9 thoughts on “Don’t Even THINK About Eating Here

  1. That looks amazing at a really great price. The rice looks perfect and not packed too tight by the chef. There’s a perfect fish/rice ratio. I’d be there in a second.

  2. Going tonight. Apparently no booze yet, but I do see those tasty Echigos in the above snaps.. Since Shintaro closed, I’ve avoided eating in any sushi restaurant in Vegas. I hope Kabuto is as good as it looks.

  3. I was worried you might give it a bad review as you do not believe in an all sashimi/nigiri meal (I recall a epicure test a while back). So glad a place like this finally opened. About time for our “humble berg.”
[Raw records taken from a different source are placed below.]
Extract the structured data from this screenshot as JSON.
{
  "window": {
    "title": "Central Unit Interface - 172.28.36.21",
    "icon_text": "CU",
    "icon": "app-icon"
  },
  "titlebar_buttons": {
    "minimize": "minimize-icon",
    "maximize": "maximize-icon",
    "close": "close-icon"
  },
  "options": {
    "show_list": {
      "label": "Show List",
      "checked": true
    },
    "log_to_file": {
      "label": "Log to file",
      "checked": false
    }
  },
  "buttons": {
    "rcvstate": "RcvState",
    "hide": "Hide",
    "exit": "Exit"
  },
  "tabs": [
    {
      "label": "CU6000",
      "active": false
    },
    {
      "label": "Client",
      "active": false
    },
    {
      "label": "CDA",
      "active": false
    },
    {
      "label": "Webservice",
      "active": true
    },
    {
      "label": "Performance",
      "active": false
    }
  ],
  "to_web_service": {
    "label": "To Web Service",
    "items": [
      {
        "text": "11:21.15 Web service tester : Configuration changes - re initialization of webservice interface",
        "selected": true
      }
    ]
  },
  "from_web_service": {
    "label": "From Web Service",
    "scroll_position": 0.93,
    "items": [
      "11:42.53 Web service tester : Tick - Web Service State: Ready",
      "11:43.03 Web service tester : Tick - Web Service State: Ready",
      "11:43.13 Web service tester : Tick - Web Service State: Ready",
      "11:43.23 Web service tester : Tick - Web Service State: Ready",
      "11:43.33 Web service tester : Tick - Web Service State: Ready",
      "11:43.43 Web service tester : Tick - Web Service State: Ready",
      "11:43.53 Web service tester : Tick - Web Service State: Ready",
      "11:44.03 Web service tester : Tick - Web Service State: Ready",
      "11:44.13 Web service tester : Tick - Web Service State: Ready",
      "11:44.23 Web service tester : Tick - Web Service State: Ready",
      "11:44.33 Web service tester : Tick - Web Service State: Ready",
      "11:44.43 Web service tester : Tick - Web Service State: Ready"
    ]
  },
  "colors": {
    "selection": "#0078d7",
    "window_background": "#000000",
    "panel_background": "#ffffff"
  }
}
  4. Damn it John, how did you beat me to this place? It looks like the real deal. My mouth is watering. I must go within the next day or two.

  5. “Inside Tokyo. Outside Las Vegas.”

    Easily the best sushi in Vegas.

    Get here before it becomes impossible to get in and the prices go up. You have been warned.

  6. Easily worthy of a Michelin Star, maybe even two. The sushi here is about the most precise I’ve had, anywhere, Masa included.

  7. It was absolutely delightful. The staff appreciated me and it was returned. As perfect as I have experienced outside Japan. This place is not messing around.